The Driskill Hotel History Tours
Address: 604 Brazos St.
Tours begin daily at 4 p.m. in the Driskill lobby. Free for hotel guests. Members of the general public can purchase tickets online for $10 per person.
As I finish my quiche and bloody mary garnished with a generous bacon slice at the Driskill Hotel’s first-floor 1886 Cafe (named for the year the hotel opened), I realize I’m time traveling in a few different ways.
First, it’s the middle of a sunny afternoon, but I went with brunch choices. Also, I worked at this cafe as a server in 2007; it’s undergone a remodel since then and I can’t stop staring at the Western-themed toile wallpaper. And with its double doors leading out to Sixth Street, which was merely an unpaved road lined with hitching posts for horses when the hotel opened, I’m picturing the dazzling entrance of a Western film hero. I close the notebook I’ve been scribbling in and push my plate and napkin to the side. It’s time to head to the lobby for a guided tour of the hotel.
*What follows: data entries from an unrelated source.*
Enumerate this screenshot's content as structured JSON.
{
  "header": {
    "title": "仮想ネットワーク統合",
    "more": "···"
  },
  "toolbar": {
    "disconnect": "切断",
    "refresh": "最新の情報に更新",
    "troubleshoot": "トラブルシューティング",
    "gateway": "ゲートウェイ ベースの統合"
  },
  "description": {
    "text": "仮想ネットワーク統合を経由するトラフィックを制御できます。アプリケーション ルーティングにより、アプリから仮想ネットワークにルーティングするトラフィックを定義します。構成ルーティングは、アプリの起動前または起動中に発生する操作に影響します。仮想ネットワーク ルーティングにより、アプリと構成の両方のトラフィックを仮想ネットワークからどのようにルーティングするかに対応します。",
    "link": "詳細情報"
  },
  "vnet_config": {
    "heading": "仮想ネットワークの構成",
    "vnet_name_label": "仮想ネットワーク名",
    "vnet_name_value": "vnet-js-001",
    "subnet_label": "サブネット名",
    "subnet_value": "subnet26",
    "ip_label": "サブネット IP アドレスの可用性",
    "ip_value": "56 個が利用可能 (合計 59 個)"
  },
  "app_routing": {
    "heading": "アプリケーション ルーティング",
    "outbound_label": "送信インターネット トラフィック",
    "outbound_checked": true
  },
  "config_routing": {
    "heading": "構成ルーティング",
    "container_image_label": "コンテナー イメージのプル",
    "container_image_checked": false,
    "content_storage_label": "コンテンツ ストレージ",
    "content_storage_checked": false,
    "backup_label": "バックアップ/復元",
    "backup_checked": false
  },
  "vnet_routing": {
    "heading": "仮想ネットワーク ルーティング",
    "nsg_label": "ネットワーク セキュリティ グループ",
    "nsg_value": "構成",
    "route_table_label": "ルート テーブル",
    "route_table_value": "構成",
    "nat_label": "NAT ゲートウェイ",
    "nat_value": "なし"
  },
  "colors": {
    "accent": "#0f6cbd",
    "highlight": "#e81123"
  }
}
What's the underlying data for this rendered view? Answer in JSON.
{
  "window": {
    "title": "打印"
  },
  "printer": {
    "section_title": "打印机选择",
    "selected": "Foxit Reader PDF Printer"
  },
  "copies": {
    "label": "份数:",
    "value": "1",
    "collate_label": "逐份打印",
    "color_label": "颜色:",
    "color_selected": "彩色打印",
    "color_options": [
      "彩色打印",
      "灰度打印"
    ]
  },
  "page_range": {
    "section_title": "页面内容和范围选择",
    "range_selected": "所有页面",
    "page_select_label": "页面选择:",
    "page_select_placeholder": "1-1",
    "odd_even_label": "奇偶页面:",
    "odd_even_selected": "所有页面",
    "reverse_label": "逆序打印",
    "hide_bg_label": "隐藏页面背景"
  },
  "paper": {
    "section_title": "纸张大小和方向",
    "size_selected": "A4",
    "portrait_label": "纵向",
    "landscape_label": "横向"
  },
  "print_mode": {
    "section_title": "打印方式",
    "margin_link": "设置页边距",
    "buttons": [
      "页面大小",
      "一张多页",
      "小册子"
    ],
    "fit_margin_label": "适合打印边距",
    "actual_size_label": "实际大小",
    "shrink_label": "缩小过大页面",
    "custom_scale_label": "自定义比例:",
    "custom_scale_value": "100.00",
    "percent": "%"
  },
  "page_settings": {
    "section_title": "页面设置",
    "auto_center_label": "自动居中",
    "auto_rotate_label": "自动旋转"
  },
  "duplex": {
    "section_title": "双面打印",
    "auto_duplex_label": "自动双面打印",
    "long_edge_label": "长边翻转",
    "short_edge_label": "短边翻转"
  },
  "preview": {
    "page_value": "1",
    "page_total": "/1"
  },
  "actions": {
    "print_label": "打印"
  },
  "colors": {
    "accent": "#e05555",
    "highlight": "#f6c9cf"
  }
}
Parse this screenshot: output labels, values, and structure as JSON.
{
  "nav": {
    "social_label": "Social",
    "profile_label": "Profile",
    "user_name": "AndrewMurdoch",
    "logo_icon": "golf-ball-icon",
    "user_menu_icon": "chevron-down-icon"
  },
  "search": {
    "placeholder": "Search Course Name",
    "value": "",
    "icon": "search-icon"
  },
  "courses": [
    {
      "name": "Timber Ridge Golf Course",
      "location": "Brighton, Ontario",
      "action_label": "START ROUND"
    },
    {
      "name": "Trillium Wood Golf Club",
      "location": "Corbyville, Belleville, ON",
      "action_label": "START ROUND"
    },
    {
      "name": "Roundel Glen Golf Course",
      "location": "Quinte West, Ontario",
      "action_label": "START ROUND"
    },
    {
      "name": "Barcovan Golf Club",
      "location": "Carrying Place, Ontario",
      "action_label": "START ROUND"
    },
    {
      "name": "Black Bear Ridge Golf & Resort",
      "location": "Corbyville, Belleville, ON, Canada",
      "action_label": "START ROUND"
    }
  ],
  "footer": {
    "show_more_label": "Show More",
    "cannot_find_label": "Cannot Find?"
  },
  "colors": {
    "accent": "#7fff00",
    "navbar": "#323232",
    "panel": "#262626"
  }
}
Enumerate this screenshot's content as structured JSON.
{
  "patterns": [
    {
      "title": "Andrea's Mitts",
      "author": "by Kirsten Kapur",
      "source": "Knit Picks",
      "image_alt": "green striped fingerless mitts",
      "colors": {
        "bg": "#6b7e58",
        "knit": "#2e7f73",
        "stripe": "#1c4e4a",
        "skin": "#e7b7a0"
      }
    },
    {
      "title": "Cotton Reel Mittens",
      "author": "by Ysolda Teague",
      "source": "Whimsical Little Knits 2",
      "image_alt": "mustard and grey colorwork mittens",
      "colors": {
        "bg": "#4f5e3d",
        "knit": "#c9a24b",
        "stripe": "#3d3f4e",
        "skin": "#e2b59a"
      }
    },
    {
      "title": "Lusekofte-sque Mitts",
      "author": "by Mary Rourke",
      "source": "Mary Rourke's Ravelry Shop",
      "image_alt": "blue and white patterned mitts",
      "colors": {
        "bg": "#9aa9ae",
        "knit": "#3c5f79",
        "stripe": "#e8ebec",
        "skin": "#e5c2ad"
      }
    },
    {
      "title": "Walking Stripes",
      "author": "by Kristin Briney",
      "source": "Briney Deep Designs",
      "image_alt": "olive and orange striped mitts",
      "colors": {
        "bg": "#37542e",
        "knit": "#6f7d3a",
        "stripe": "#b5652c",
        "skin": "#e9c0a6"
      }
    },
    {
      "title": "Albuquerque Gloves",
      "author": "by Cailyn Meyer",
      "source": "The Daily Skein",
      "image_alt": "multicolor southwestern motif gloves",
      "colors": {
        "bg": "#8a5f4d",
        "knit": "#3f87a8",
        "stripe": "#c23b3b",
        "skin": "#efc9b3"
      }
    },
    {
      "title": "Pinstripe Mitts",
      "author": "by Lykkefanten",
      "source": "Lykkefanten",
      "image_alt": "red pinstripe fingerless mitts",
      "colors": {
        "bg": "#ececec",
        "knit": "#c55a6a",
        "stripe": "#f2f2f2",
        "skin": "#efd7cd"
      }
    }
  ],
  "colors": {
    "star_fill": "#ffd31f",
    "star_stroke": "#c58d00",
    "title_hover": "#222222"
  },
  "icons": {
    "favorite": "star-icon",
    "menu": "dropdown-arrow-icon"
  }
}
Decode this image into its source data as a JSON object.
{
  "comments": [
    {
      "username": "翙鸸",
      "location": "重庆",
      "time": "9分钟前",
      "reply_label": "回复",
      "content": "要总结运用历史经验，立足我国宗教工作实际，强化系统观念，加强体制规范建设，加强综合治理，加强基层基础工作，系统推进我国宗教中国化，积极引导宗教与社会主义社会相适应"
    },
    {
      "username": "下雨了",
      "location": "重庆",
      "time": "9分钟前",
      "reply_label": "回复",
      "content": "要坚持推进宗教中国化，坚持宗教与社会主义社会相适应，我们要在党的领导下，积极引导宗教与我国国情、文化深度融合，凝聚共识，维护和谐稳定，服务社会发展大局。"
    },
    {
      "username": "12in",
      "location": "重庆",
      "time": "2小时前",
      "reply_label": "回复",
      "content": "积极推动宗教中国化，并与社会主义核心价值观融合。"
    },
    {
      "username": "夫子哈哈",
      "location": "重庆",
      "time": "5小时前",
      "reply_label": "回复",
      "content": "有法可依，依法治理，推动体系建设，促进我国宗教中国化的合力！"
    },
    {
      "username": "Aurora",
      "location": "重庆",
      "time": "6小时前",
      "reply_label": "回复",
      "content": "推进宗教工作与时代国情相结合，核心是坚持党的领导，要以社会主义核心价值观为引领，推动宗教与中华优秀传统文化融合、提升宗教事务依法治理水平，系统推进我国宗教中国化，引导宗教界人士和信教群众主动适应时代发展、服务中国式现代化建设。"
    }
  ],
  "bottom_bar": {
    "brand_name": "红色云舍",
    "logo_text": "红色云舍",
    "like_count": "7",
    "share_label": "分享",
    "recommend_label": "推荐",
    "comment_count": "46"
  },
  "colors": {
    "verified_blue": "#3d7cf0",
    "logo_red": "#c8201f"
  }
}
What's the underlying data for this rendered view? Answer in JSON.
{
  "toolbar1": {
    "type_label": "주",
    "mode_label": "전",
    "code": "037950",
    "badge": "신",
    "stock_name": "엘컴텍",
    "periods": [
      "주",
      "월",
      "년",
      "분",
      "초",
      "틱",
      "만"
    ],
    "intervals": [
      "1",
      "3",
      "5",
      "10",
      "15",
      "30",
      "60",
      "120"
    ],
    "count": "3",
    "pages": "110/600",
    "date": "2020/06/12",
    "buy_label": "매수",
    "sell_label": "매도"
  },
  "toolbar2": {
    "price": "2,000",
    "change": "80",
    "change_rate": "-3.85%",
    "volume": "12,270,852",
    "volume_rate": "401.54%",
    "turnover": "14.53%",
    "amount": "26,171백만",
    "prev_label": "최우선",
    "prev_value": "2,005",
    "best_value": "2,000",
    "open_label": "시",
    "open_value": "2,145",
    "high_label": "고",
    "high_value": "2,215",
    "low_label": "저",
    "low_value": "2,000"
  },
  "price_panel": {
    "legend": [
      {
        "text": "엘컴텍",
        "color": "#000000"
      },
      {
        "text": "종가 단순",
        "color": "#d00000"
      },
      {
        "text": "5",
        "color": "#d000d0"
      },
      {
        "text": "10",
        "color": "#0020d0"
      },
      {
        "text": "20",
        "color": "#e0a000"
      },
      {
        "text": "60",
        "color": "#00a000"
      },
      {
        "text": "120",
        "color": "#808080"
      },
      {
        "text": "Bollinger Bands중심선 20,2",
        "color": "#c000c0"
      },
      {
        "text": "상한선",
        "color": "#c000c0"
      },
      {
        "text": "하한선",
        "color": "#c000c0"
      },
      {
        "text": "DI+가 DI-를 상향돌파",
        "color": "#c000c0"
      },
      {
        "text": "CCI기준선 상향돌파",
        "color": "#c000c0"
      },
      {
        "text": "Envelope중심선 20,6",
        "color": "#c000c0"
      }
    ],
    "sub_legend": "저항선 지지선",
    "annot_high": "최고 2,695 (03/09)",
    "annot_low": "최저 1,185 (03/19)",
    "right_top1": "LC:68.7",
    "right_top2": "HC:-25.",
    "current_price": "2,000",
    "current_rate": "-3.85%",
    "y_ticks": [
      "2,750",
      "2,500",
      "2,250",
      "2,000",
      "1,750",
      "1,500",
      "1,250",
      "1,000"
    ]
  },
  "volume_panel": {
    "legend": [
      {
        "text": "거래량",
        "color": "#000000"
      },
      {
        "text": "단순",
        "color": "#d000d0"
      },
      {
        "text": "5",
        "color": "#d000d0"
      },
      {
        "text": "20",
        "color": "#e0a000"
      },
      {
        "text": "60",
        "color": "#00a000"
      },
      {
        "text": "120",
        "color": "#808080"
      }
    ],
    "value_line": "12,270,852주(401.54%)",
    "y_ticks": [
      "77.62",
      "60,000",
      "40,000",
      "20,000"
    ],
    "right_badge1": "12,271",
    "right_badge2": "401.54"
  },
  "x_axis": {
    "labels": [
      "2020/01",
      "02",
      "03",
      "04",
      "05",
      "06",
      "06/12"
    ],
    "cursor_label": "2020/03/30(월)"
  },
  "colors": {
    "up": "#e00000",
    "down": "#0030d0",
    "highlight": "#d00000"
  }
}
Earlier this year, The Driskill began offering guided tours detailing the rich history of the property located in the heart of downtown Austin. Tours are free for hotel guests, and members of the general public may purchase their $10 tour tickets online. During the tour, which begins under the Tiffany-style stained glass lobby dome at 4 p.m. each day (and ends conveniently in the Driskill Bar), attendees hear all the stories and lesser-known tidbits of the hotel, which celebrated 135 years as a nexus of Texas politics, culture, and society at the end of 2021. There are ghost stories, gunfight stories, fistfight stories, and even political power couple stories, as Lyndon Baines Johnson and wife Lady Bird had their first date at the Driskill in 1934.
During my tour, the portrait of hotel founder and cattle baron Col. Jesse Driskill, which hangs above the first flight of stairs in the lobby’s grand staircase, had been replaced by a Texas flag, as the portrait had been sent out for restoration. By the end of the tour, I watched the staff carry the portrait in, remove the flag, and affix the portrait to the wall, where Col. Driskill “can oversee all the activity in the lobby,” jokes Melissa King, the Driskill Hotel’s marketing manager and one of several front office staffers trained to give the tours.
The portrait was given to the hotel in 1890, the year Driskill died. A decade later, it witnessed a duel between two lawyers, John Dowell of Austin and Mason Williams of San Antonio. According to an April 1908 article in The Waxahachie Daily, the battle occurred as a result of litigation over the foreclosure of ranch property Dowell owned. He filed suit for Williams’ disbarment. An hour before the trial resumed, the duel occurred in The Driskill hotel lobby, and two bullets pierced the canvas of Col. Driskill’s portrait. Though the canvas was mended, the bullet indentations are still faintly noticeable some 115 years later.
The story of that early 1900s duel is just one of many retold by Driskill tour guides. Behind each object, there’s history, such as the mirrors in the Maximillan Room, which were once owned by Ferdinand Maximillian’s bride Carlotta, empress of Mexico. After Benito Juarez captured the Maximillian palace, the couple’s belongings were scattered and ended up at an auction in San Antonio, where Driskill staffers discovered the full set of mirrors for $2,500 just in time for the hotel’s 1929 renovation. Each mirror features a bust of Carlotta, and the set of mirrors are valued at over $9 million today.
Other objects with stories revealed during the tour include a bank vault, horseshoes found under the floor in the Crystal Room (which was originally stables for guests’ horse-drawn carriages) during the hotel’s 1929 renovation, a Barvo Walker sculpture titled The Widow Maker (because it depicts a cowboy who has just been dragged to his death as a result of a spur from one of his boots catching on a stirrup), a hidden message in a Western mural, a photograph of Lady Bird signed by the first lady herself, and a cigar box encased in glass.
It’s just a 45-minute tour, but by the end, I’m ready to sink into a leather couch in the Driskill Bar on the second floor of the hotel. As I take sips from my Old-Fashioned—a signature drink at the bar adorned with Western art, cowhide rugs, and a grand piano—I contemplate the rich history tucked away inside one of Austin’s oldest institutions.
So much in Austin has changed since I moved here in 2006 from San Antonio, and I’ve heard fellow residents of the capital city lament the “old Austin” that was here when they moved to town in the ’80s, ’90s, or even a decade after I arrived. But the Driskill is a Romanesque oasis in the center of the city, where anyone—hotel guest or not—can duck in for a few hours for a meal, high tea, guided tour, live music, or even a self-guided audio art tour to take in the Austin that President Johnson and Col. Driskill before him inhabited.